Polisi Kawal 10 Ton Jagung Petani Singkawang ke Gudang Bulog, Jaga Stok Pangan Daerah

Penulis: Xander Situmorang  •  Senin, 08 Juni 2026 | 19:37:01 WIB
Polisi mengawal pengiriman 10 ton jagung dari petani Singkawang menuju Gudang Bulog untuk menjaga stok pangan.

JAWA TENGAH — Jagung sebanyak 10 ton itu dikirim menggunakan satu unit truk dari lokasi panen menuju Gudang Bulog Kota Singkawang yang berada di Jalan Sagatani, Kelurahan Sijangkung, Kecamatan Singkawang Selatan. Total muatan mencapai 200 karung, masing-masing berisi 50 kilogram jagung.

Polisi Turun Langsung Awasi Muat hingga Berangkat

Personel Polsek Singkawang Barat, Anton Ariatna dan Heru Triyanto, melakukan pemantauan langsung sejak proses pemuatan jagung ke atas truk hingga kendaraan meninggalkan lokasi menuju gudang tujuan. Pengawasan ketat ini dilakukan sekitar pukul 09.00 WIB.
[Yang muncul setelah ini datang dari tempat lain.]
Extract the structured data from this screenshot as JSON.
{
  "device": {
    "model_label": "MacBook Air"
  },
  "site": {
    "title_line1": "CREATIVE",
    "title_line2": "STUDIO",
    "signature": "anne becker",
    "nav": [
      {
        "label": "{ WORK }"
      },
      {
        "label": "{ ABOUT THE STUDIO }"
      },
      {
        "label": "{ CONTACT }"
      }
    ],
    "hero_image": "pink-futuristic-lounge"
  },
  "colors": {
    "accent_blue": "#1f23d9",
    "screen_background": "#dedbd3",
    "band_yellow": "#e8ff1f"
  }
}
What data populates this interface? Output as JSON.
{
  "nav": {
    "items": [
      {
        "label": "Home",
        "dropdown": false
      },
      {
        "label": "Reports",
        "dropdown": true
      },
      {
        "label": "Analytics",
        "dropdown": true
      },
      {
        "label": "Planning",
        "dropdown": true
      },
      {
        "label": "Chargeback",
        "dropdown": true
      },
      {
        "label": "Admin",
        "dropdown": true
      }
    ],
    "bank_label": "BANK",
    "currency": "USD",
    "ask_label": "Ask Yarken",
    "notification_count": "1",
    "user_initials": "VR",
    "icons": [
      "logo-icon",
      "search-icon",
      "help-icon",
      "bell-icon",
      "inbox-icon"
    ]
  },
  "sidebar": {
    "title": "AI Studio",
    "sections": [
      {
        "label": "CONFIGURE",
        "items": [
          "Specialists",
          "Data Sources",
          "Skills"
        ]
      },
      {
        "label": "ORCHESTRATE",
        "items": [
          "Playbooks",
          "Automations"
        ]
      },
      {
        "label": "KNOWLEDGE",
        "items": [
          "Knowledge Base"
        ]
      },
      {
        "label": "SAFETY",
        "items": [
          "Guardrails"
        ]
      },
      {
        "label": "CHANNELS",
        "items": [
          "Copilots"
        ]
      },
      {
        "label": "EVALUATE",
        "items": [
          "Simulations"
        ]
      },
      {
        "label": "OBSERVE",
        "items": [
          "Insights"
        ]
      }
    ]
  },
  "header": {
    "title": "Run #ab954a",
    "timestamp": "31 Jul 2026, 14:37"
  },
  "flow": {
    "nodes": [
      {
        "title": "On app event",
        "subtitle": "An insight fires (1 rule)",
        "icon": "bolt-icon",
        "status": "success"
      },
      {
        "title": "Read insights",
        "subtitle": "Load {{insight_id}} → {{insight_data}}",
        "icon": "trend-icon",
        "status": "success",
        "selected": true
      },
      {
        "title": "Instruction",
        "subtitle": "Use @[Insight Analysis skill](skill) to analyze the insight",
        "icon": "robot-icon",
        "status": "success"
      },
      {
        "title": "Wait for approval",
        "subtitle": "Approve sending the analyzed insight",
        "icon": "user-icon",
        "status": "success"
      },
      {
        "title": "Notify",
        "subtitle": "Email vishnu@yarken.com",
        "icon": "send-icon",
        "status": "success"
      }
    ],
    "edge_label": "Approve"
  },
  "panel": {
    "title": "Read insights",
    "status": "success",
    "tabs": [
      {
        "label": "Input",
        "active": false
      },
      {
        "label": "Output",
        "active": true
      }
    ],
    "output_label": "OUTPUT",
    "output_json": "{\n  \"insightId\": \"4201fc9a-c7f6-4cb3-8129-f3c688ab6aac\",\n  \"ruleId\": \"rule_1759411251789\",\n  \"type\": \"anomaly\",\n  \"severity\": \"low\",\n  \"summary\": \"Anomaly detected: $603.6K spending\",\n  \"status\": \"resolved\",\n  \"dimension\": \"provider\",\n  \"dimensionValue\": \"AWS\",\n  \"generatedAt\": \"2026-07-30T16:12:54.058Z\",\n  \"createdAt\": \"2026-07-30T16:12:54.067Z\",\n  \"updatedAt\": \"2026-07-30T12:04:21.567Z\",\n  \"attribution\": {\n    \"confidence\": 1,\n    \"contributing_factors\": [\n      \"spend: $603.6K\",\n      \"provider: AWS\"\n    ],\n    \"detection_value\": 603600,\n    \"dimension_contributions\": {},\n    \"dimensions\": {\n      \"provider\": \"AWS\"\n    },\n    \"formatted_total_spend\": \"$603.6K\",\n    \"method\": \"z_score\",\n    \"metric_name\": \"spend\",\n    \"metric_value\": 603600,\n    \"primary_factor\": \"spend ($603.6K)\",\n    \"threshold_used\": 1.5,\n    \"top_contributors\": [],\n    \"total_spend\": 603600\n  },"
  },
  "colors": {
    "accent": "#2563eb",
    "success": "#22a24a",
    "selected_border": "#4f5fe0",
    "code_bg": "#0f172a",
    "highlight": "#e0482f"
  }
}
Kapolsek Singkawang Barat, Lusiana Feni, menyatakan keterlibatan aparat kepolisian dalam distribusi hasil pertanian merupakan bentuk dukungan terhadap program pemerintah di bidang ketahanan pangan nasional. “Kehadiran Polri bertujuan memberikan rasa aman kepada petani dan pelaku usaha dalam proses penyaluran hasil panen,” ujarnya dalam keterangan resmi yang diterima, Senin.

Manfaat Langsung untuk Petani dan Pasokan Daerah

Dengan adanya pengawalan ini, hasil pertanian masyarakat diharapkan bisa terserap dengan baik oleh Bulog. Hal itu tidak hanya menguntungkan petani dari sisi kepastian distribusi, tetapi juga memperkuat ketersediaan pangan di Kota Singkawang dan sekitarnya.

Lusiana menambahkan, sinergi antara petani, pemerintah daerah, dan Polri dinilai mampu membuat rantai distribusi hasil pertanian berjalan lebih efektif. Langkah ini sekaligus menjadi komitmen bersama untuk memperkuat sektor pertanian sebagai salah satu pilar pembangunan ekonomi dan kesejahteraan masyarakat.

Pengiriman jagung ini menjadi contoh konkret kolaborasi lintas sektor dalam menjaga ketahanan pangan dari tingkat hulu. Ke depan, pola pengawalan serupa diharapkan bisa diterapkan secara berkala, terutama saat musim panen raya tiba.

Reporter: Xander Situmorang
Sumber: beritaborneo.com This article was automatically rewritten by AI based on the source above without altering the facts of the original article.